Jika seorang pemimpin muda hanya mengulang pola lama, maka usianya tidak membawa banyak perubahan.
Namun jika ia mampu menghadirkan cara berpikir baru—lebih akrab dengan teknologi, lebih memahami ekonomi digital, lebih terbuka pada eksperimen kebijakan, dan mampu berbicara dengan generasi yang akan hidup paling lama bersama keputusan hari ini—maka kehadirannya memiliki arti strategis.
Dalam perspektif ini, Gibran bukan sekadar seorang individu.
Ia adalah bagian dari diskusi yang lebih besar tentang bagaimana Indonesia menyiapkan regenerasi kepemimpinan.
Bukan untuk menggantikan pengalaman para senior.
Melainkan untuk melengkapinya.
---
Masa Depan Tidak Bisa Ditunda
Setiap generasi memiliki zamannya.
Generasi yang membangun fondasi negara pantas dihormati.
Mereka menghadapi tantangan yang berbeda.
Mengambil keputusan di masa yang berbeda.
Namun setiap fondasi pada akhirnya harus diteruskan.

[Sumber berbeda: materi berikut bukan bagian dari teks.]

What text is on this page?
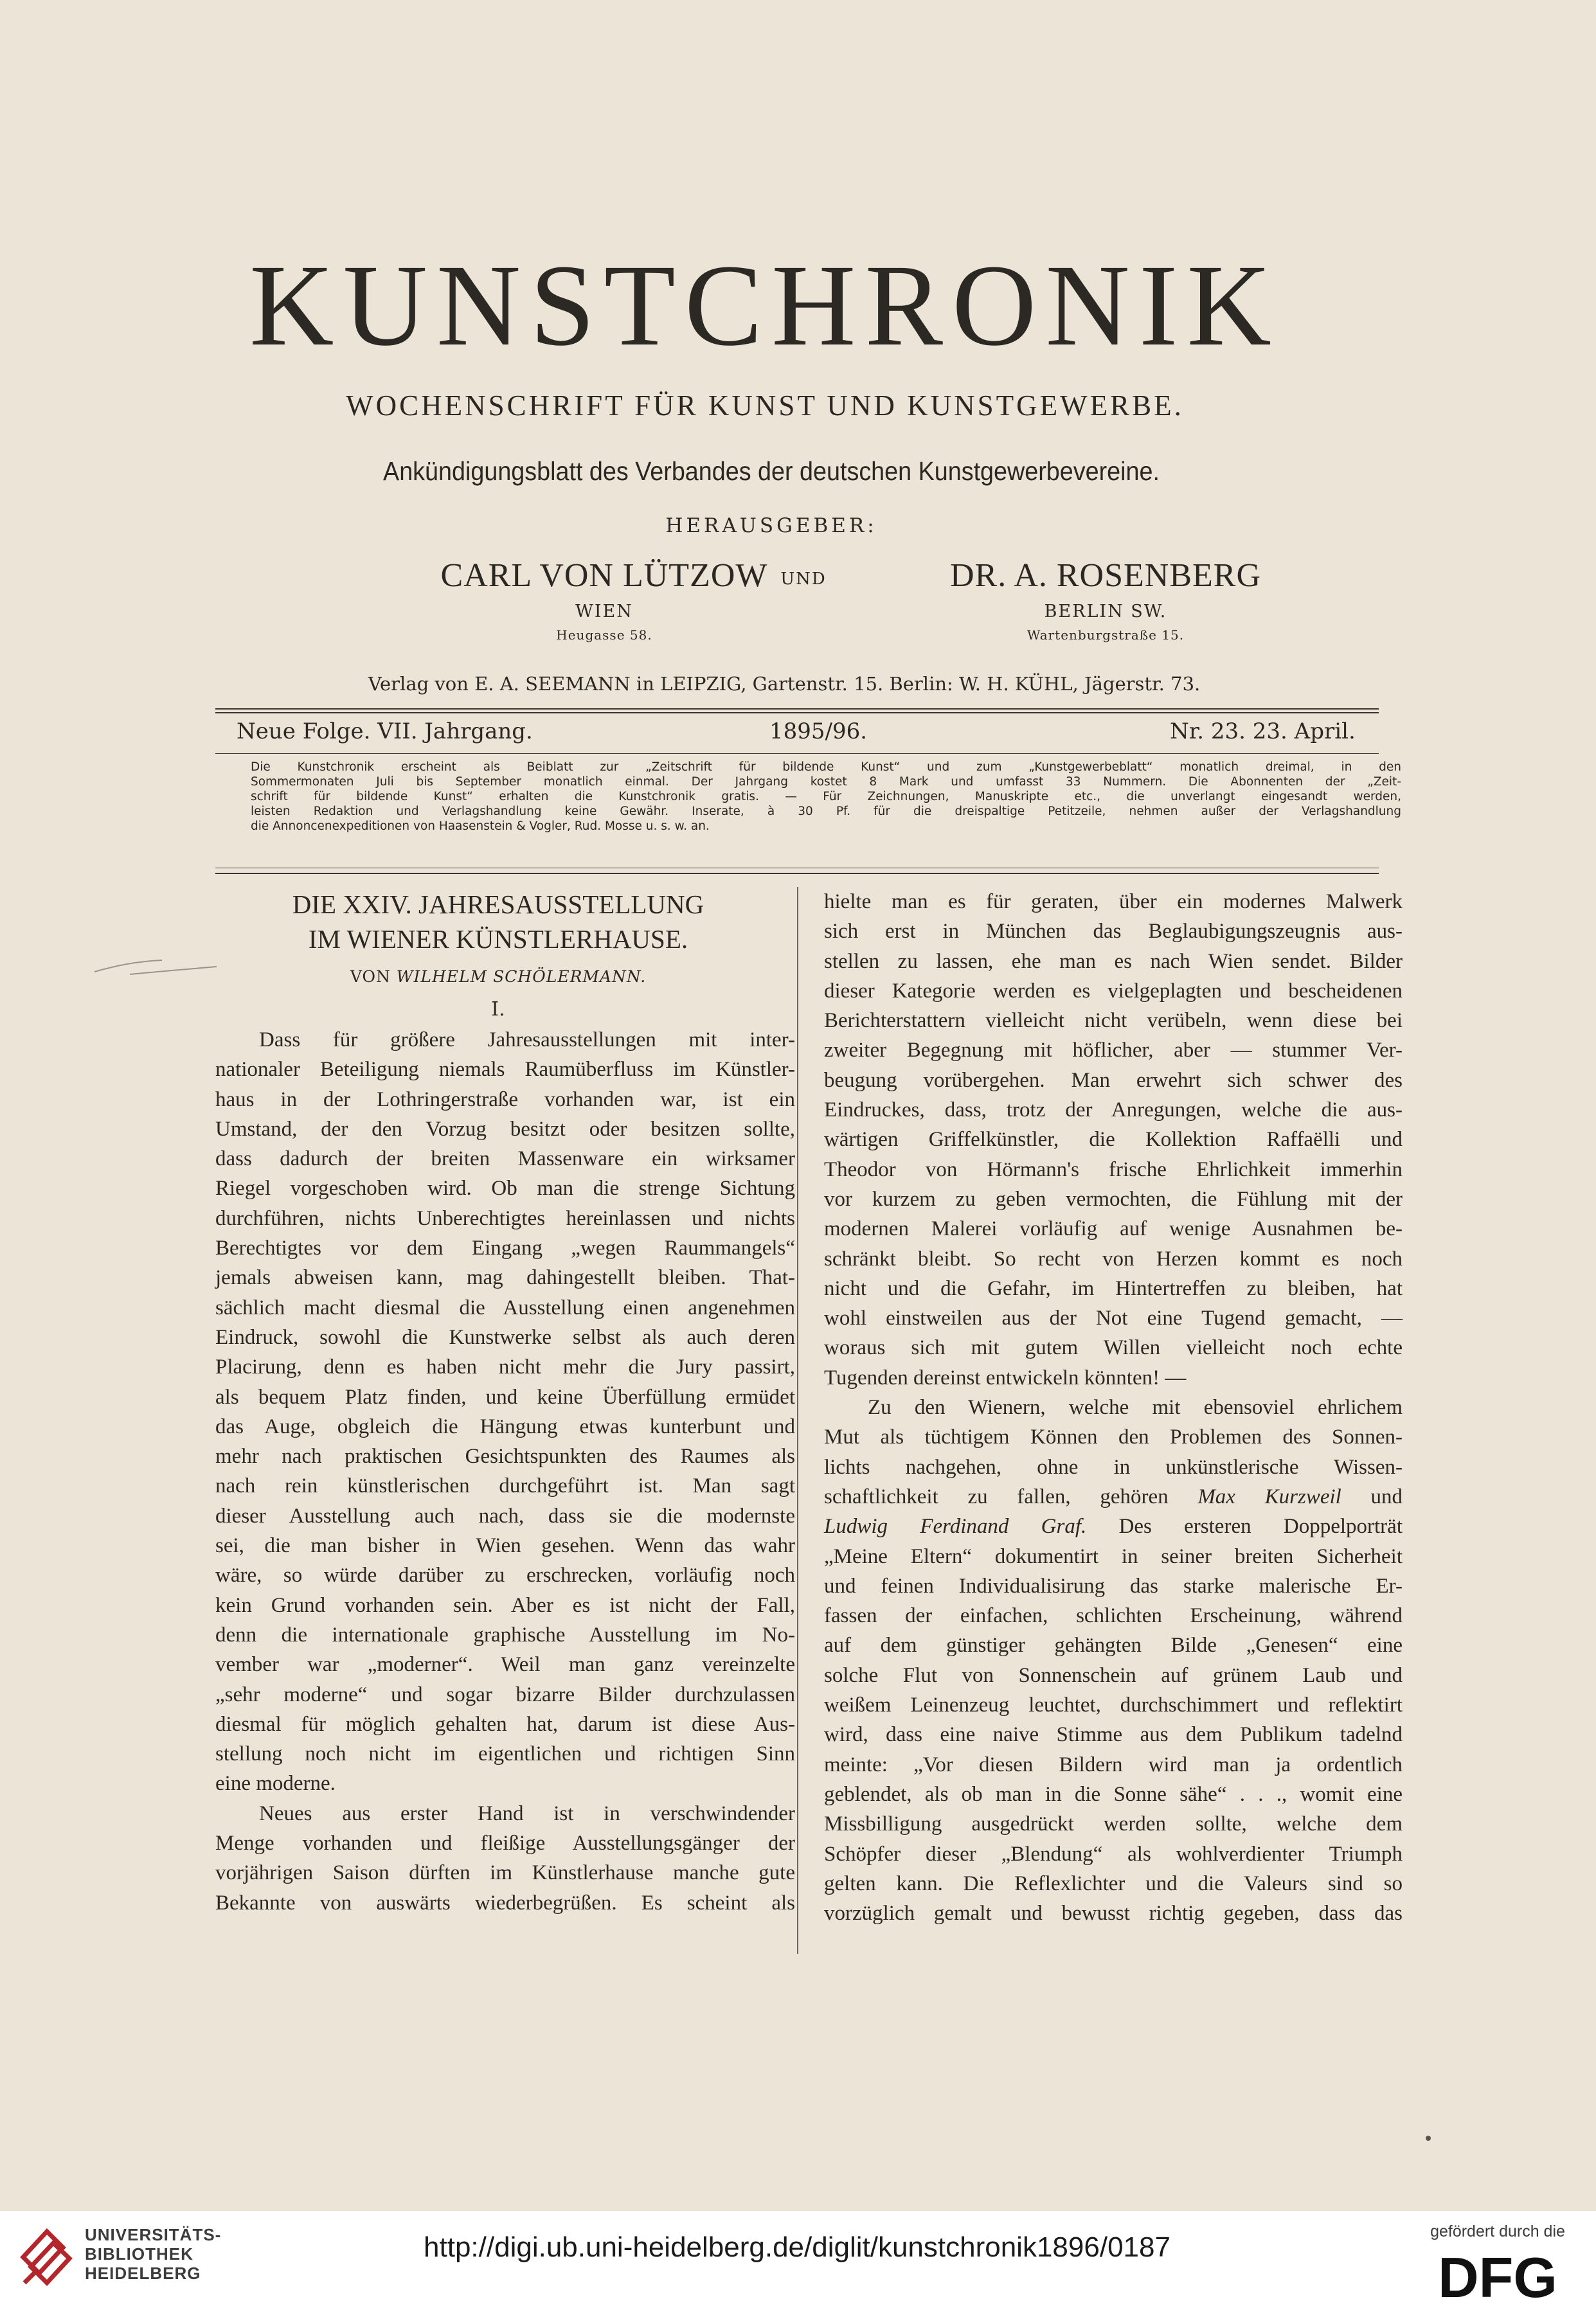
KUNSTCHRONIK
WOCHENSCHRIFT FÜR KUNST UND KUNSTGEWERBE.
Ankündigungsblatt des Verbandes der deutschen Kunstgewerbevereine.
HERAUSGEBER:
CARL VON LÜTZOW UND	DR. A. ROSENBERG
WIEN	BERLIN SW.
Heugasse 58.	Wartenburgstraße 15.
Verlag von E. A. SEEMANN in LEIPZIG, Gartenstr. 15. Berlin: W. H. KÜHL, Jägerstr. 73.
Neue Folge. VII. Jahrgang.	1895/96.	Nr. 23. 23. April.
Die Kunstchronik erscheint als Beiblatt zur „Zeitschrift für bildende Kunst“ und zum „Kunstgewerbeblatt“ monatlich dreimal, in den
Sommermonaten Juli bis September monatlich einmal. Der Jahrgang kostet 8 Mark und umfasst 33 Nummern. Die Abonnenten der „Zeit-
schrift für bildende Kunst“ erhalten die Kunstchronik gratis. — Für Zeichnungen, Manuskripte etc., die unverlangt eingesandt werden,
leisten Redaktion und Verlagshandlung keine Gewähr. Inserate, à 30 Pf. für die dreispaltige Petitzeile, nehmen außer der Verlagshandlung
die Annoncenexpeditionen von Haasenstein & Vogler, Rud. Mosse u. s. w. an.
DIE XXIV. JAHRESAUSSTELLUNG
IM WIENER KÜNSTLERHAUSE.
VON WILHELM SCHÖLERMANN.
I.
Dass für größere Jahresausstellungen mit inter-
nationaler Beteiligung niemals Raumüberfluss im Künstler-
haus in der Lothringerstraße vorhanden war, ist ein
Umstand, der den Vorzug besitzt oder besitzen sollte,
dass dadurch der breiten Massenware ein wirksamer
Riegel vorgeschoben wird. Ob man die strenge Sichtung
durchführen, nichts Unberechtigtes hereinlassen und nichts
Berechtigtes vor dem Eingang „wegen Raummangels“
jemals abweisen kann, mag dahingestellt bleiben. That-
sächlich macht diesmal die Ausstellung einen angenehmen
Eindruck, sowohl die Kunstwerke selbst als auch deren
Placirung, denn es haben nicht mehr die Jury passirt,
als bequem Platz finden, und keine Überfüllung ermüdet
das Auge, obgleich die Hängung etwas kunterbunt und
mehr nach praktischen Gesichtspunkten des Raumes als
nach rein künstlerischen durchgeführt ist. Man sagt
dieser Ausstellung auch nach, dass sie die modernste
sei, die man bisher in Wien gesehen. Wenn das wahr
wäre, so würde darüber zu erschrecken, vorläufig noch
kein Grund vorhanden sein. Aber es ist nicht der Fall,
denn die internationale graphische Ausstellung im No-
vember war „moderner“. Weil man ganz vereinzelte
„sehr moderne“ und sogar bizarre Bilder durchzulassen
diesmal für möglich gehalten hat, darum ist diese Aus-
stellung noch nicht im eigentlichen und richtigen Sinn
eine moderne.
Neues aus erster Hand ist in verschwindender
Menge vorhanden und fleißige Ausstellungsgänger der
vorjährigen Saison dürften im Künstlerhause manche gute
Bekannte von auswärts wiederbegrüßen. Es scheint als
hielte man es für geraten, über ein modernes Malwerk
sich erst in München das Beglaubigungszeugnis aus-
stellen zu lassen, ehe man es nach Wien sendet. Bilder
dieser Kategorie werden es vielgeplagten und bescheidenen
Berichterstattern vielleicht nicht verübeln, wenn diese bei
zweiter Begegnung mit höflicher, aber — stummer Ver-
beugung vorübergehen. Man erwehrt sich schwer des
Eindruckes, dass, trotz der Anregungen, welche die aus-
wärtigen Griffelkünstler, die Kollektion Raffaëlli und
Theodor von Hörmann's frische Ehrlichkeit immerhin
vor kurzem zu geben vermochten, die Fühlung mit der
modernen Malerei vorläufig auf wenige Ausnahmen be-
schränkt bleibt. So recht von Herzen kommt es noch
nicht und die Gefahr, im Hintertreffen zu bleiben, hat
wohl einstweilen aus der Not eine Tugend gemacht, —
woraus sich mit gutem Willen vielleicht noch echte
Tugenden dereinst entwickeln könnten! —
Zu den Wienern, welche mit ebensoviel ehrlichem
Mut als tüchtigem Können den Problemen des Sonnen-
lichts nachgehen, ohne in unkünstlerische Wissen-
schaftlichkeit zu fallen, gehören Max Kurzweil und
Ludwig Ferdinand Graf. Des ersteren Doppelporträt
„Meine Eltern“ dokumentirt in seiner breiten Sicherheit
und feinen Individualisirung das starke malerische Er-
fassen der einfachen, schlichten Erscheinung, während
auf dem günstiger gehängten Bilde „Genesen“ eine
solche Flut von Sonnenschein auf grünem Laub und
weißem Leinenzeug leuchtet, durchschimmert und reflektirt
wird, dass eine naive Stimme aus dem Publikum tadelnd
meinte: „Vor diesen Bildern wird man ja ordentlich
geblendet, als ob man in die Sonne sähe“ . . ., womit eine
Missbilligung ausgedrückt werden sollte, welche dem
Schöpfer dieser „Blendung“ als wohlverdienter Triumph
gelten kann. Die Reflexlichter und die Valeurs sind so
vorzüglich gemalt und bewusst richtig gegeben, dass das
UNIVERSITÄTS-
BIBLIOTHEK
HEIDELBERG
http://digi.ub.uni-heidelberg.de/diglit/kunstchronik1896/0187	gefördert durch die
DFG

Peradaban tidak maju karena satu generasi mempertahankan panggung selama mungkin.
Peradaban maju ketika satu generasi cukup percaya diri untuk menyerahkan sebagian panggung kepada generasi berikutnya.
Karena masa depan akan dihuni lebih lama oleh mereka yang hari ini masih muda.
Dan mungkin, ukuran terbesar seorang negarawan bukanlah berapa lama ia memegang tongkat estafet.
Melainkan seberapa siap ia menyerahkannya kepada pelari berikutnya.